What is the price difference?▾
V100 16GB starts at $0.10 per hour with an average of $0.81 per hour across 25 offers. Quadro RTX 5000 is $0.82 per hour average across two offers. V100 offers better value for compute-heavy tasks.
Does VRAM differ between them?▾
Both provide 16 GB, but V100 uses HBM2 while Quadro RTX 5000 has GDDR6. V100's 900 GB/s bandwidth outperforms 448 GB/s for data-intensive workloads.
Which has lower power consumption?▾
Quadro RTX 5000 draws 230W TDP versus V100's 300W. This suits power-sensitive deployments, though V100 delivers more performance per watt in FP16.

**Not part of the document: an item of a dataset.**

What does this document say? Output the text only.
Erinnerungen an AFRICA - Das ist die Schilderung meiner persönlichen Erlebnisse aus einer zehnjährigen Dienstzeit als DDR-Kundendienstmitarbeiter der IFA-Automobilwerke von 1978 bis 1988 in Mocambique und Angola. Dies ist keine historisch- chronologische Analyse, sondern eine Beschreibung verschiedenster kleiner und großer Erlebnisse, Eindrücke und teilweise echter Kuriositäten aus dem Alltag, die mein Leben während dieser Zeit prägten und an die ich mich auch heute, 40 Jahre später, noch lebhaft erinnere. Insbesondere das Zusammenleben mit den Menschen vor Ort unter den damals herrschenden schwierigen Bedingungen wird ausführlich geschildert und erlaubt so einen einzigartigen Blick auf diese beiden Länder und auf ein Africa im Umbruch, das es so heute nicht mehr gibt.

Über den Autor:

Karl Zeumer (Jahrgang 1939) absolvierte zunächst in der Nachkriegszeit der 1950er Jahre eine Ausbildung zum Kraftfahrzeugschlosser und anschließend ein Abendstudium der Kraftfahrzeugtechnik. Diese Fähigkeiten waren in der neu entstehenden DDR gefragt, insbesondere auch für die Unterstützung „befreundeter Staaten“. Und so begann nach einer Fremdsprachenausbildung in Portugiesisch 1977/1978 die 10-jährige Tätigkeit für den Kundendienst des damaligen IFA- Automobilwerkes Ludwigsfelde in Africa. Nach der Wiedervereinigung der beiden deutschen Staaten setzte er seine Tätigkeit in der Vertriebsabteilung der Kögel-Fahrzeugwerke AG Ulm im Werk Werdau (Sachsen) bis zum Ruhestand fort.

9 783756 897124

Are they compatible with NVLink?▾
Both support NVLink for multi-GPU scaling. V100 also includes PCIe 3.0, enhancing datacenter flexibility.
Which is newer?▾
Quadro RTX 5000 uses 2018 Turing architecture, post-2017 Volta in V100. Despite age, V100's specs remain superior for ML.
Which is cheaper to rent, the Quadro RTX 5000 or the V100?▾
Cloud rental prices for both the Quadro RTX 5000 and V100 vary by provider, configuration, and availability. This page shows live pricing from 25+ providers updated every 60 seconds. Scroll to the Live Cloud Pricing section to compare current rates.

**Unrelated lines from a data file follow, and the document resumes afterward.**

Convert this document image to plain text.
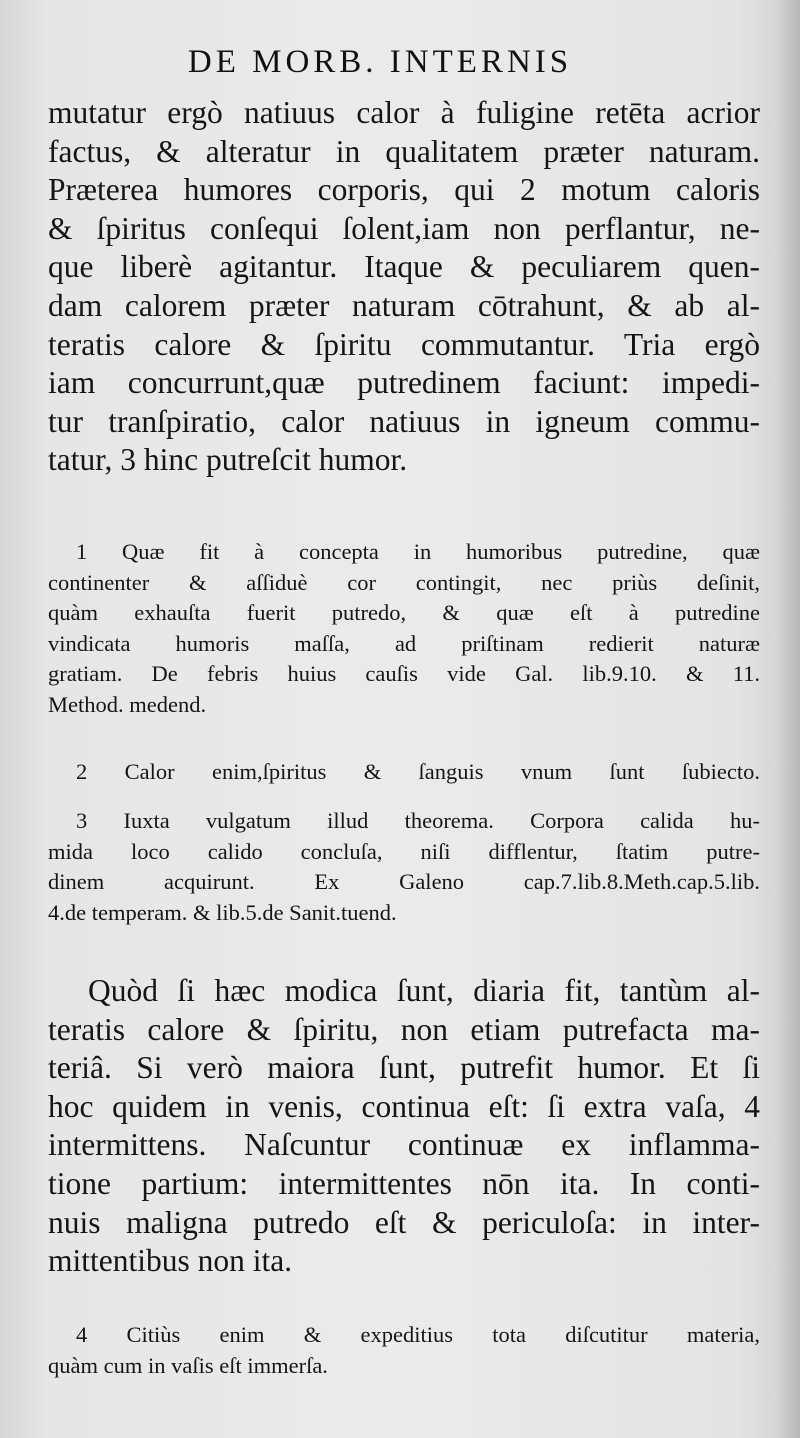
DE MORB. INTERNIS
mutatur ergò natiuus calor à fuligine retēta acrior
factus, & alteratur in qualitatem præter naturam.
Præterea humores corporis, qui 2 motum caloris
& ſpiritus conſequi ſolent,iam non perflantur, ne-
que liberè agitantur. Itaque & peculiarem quen-
dam calorem præter naturam cōtrahunt, & ab al-
teratis calore & ſpiritu commutantur. Tria ergò
iam concurrunt,quæ putredinem faciunt: impedi-
tur tranſpiratio, calor natiuus in igneum commu-
tatur, 3 hinc putreſcit humor.
1 Quæ fit à concepta in humoribus putredine, quæ
continenter & aſſiduè cor contingit, nec priùs deſinit,
quàm exhauſta fuerit putredo, & quæ eſt à putredine
vindicata humoris maſſa, ad priſtinam redierit naturæ
gratiam. De febris huius cauſis vide Gal. lib.9.10. & 11.
Method. medend.
2 Calor enim,ſpiritus & ſanguis vnum ſunt ſubiecto.
3 Iuxta vulgatum illud theorema. Corpora calida hu-
mida loco calido concluſa, niſi difflentur, ſtatim putre-
dinem acquirunt. Ex Galeno cap.7.lib.8.Meth.cap.5.lib.
4.de temperam. & lib.5.de Sanit.tuend.
Quòd ſi hæc modica ſunt, diaria fit, tantùm al-
teratis calore & ſpiritu, non etiam putrefacta ma-
teriâ. Si verò maiora ſunt, putrefit humor. Et ſi
hoc quidem in venis, continua eſt: ſi extra vaſa, 4
intermittens. Naſcuntur continuæ ex inflamma-
tione partium: intermittentes nōn ita. In conti-
nuis maligna putredo eſt & periculoſa: in inter-
mittentibus non ita.
4 Citiùs enim & expeditius tota diſcutitur materia,
quàm cum in vaſis eſt immerſa.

How much VRAM does the Quadro RTX 5000 have compared to the V100?▾
The Quadro RTX 5000 has 16 GB of GDDR6 memory. The V100 has 16 to 32 GB of HBM2 memory.
Can I find Quadro RTX 5000 and V100 GPUs available to rent right now?▾
Yes. This page shows real-time availability across 25+ cloud GPU providers. The Live Cloud Pricing section displays only in-stock offers with current pricing.
What is the main difference between the Quadro RTX 5000 and the V100?▾
The Quadro RTX 5000 uses the Turing architecture (2018) while the V100 uses Volta (2017). The V100 delivers 11.2x the FP16 throughput and 2.0x the memory bandwidth of the Quadro RTX 5000.